The bright Sunday morning sees me and nearly six-year-old scootering around Crystal Palace Park looking at dinosaur statues. We make a right pair — he clattering on the blue plastic three-wheeler, me skidding on the chrome micro. In order to avoid knocking into too many other promenaders, I decide to head for the picnic tables near the Anoplotherium herd for an early lunch. Or is it a late second breakfast?
Tucking in to our home-made quiche, and carrot cake, I notice a small bird flickering about high up on the trunk of an old tree at the edge of the clearing. It’s a nuthatch. From this distance its grey-blue plumage makes it look elegant and sleek, rather than the ‘plump’ suggested by all the birding guides. Maybe it’s just had a tough winter.
As we watch, it is obvious that it’s preparing its nest hole. One of several small round openings on the tree, this particular one has been partly closed off, to make it even smaller, by accumulated mud daubs, so that the entrance now precisely fits the bird’s exact shape and size.
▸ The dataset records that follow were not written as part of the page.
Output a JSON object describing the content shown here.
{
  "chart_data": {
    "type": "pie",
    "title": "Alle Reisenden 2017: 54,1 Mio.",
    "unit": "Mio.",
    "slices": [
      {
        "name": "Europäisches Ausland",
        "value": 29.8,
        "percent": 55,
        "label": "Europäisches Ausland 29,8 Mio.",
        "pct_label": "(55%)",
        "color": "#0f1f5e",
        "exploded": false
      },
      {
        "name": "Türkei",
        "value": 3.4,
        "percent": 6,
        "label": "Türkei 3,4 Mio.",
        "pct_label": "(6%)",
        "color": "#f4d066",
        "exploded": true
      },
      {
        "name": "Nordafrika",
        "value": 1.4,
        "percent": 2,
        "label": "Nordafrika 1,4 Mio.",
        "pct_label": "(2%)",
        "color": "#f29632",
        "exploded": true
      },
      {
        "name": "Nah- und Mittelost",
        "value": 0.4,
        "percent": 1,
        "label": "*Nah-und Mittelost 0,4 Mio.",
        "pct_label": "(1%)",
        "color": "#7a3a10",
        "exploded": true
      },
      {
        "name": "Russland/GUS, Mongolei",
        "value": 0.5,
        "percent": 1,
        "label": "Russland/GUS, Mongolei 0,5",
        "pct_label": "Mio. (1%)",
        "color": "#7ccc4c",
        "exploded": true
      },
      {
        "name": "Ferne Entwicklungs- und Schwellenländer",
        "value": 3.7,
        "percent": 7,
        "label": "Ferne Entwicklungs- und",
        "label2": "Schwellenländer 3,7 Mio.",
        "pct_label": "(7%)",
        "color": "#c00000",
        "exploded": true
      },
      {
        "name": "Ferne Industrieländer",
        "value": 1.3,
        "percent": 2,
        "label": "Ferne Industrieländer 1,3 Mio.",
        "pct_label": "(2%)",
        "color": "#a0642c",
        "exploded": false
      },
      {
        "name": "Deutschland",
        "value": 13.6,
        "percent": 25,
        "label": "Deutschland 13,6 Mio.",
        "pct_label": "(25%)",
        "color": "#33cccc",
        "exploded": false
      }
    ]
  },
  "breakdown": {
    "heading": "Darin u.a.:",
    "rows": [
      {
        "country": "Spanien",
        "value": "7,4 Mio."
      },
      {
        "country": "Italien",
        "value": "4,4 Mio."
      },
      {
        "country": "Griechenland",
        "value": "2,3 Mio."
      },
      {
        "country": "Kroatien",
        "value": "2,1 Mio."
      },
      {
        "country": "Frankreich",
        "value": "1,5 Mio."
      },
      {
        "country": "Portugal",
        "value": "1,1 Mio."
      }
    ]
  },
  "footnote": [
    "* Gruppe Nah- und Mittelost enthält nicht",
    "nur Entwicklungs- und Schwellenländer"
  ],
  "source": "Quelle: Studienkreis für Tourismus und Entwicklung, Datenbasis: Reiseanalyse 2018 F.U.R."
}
Occasionally it comes out onto the bark to fidget about, but most of the time it stays indoors and keeps bobbing its head in and out of the hole. What on Earth is it up to?
I can only imagine that it is picking up bits of rubbish inside the cavity, and dropping them out of the hole. It’s a good 10 metres, as the nuthatch flies, from my eye to the hole, and I’m darned if I can see anything. As we’re watching I talk the boy through what I think is going on. “Oh yes”, he says, through mouthfuls of strawberry fromage frais, “I can see it dropping bits; there goes one.” I squint. No, I’ll just have to take his word on that.